With the explosion of ETFs (Exchange Traded Funds) as trading mechanisms, it’s no wonder that ETFs would develop into the realms of the absurd.

Like a bad spin-off from a ’70s sitcom, ETFs spun off into ETNs (Exchange Traded Notes). The difference between the two is radical.

An ETF value is based on the price of its underlying holdings (like a mutual fund). The capital of the fund is secured by the value of the stocks held in the fund. An ETN is an unsecured, unsubordinated debt security with significant basis on the credit rating of the issuer. Although ETNs may be named to indicate tracking certain futures markets or indices, due to the fact that their holdings are credit notes rather than tangible assets, such as ETFs, their price becomes largely supply and demand based rather than based on underlying holdings. ETNs were originally developed to function in bond markets similarly to ETFs in equities markets. Presumably that should work because a bond, although a credit instrument, has an actual tangible monetary value.

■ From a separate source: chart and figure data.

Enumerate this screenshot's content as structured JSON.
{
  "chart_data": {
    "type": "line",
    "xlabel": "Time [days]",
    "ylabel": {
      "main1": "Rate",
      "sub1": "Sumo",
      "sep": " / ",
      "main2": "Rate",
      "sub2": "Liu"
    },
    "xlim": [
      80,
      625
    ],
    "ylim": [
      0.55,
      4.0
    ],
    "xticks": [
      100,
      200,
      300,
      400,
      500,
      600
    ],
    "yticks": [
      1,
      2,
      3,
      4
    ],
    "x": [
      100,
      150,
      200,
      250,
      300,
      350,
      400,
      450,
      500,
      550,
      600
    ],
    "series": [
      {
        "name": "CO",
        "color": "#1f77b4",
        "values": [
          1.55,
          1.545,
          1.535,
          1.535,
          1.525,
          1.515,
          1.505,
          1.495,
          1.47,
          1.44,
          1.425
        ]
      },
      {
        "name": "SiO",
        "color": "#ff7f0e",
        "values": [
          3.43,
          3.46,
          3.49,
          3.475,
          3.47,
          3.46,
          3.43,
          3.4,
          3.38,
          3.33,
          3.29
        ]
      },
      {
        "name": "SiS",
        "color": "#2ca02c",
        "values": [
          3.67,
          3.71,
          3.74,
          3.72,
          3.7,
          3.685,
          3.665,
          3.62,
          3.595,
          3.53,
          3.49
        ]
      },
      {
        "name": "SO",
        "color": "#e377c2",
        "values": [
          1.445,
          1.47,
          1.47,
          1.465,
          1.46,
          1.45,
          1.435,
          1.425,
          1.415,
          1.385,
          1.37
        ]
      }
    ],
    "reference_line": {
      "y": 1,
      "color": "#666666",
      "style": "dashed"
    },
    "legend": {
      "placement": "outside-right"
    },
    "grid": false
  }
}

Where ETNs went haywire was attempting to track indices not based on a monetary value. The Volatility Index (VIX) is a classic example. The VIX is a measure of options contracts traded on the S&P 500 over a 30 day period. It has no monetary value. It would be like trying to assign a dollar value to the numbers on a thermometer.

Case in point: as of Thursday the VIX is rising. At the same time (TVIX), supposedly a 2x leveraged ETN tracking the VIX, is in a total collapse. Therefore, it has little correlation to the index it is associated with, and selling (loss of demand) is driving the price dramatically lower. Meanwhile, another 2x leveraged issue (UVXY) associated to the VIX is having a dramatic rise – a pure supply and demand circumstance with virtually no underlying basis of value.

The highest volume ETN associated to the VIX is iPath S&P 500 Short Term Futures (VXX). An overlay of VXX on the VIX chart clearly demonstrated VXX does not track the VIX, but rather follows by supply and demand.

The VXX (purple line) doesn’t even remotely track the Volatility Index (blue line).

The August 2011 selloff triggered a dramatic spike on the VIX, yet VXX didn’t reach its high until three months later. At that high on VXX, the VIX was achieving a lower high. Over the past week at the right of the chart, we see a complete divergence when the VIX was rising and VXX was falling.

This morning, after an overnight selloff and a declining market, traders discovered that TVIX is worthless and panic sell is setting in. VXX is struggling to keep some semblance to association with the VIX, but a distrustful bleed over from TVIX could put VXX (and even other ETNs) in a precarious position on these supply and demand based issues.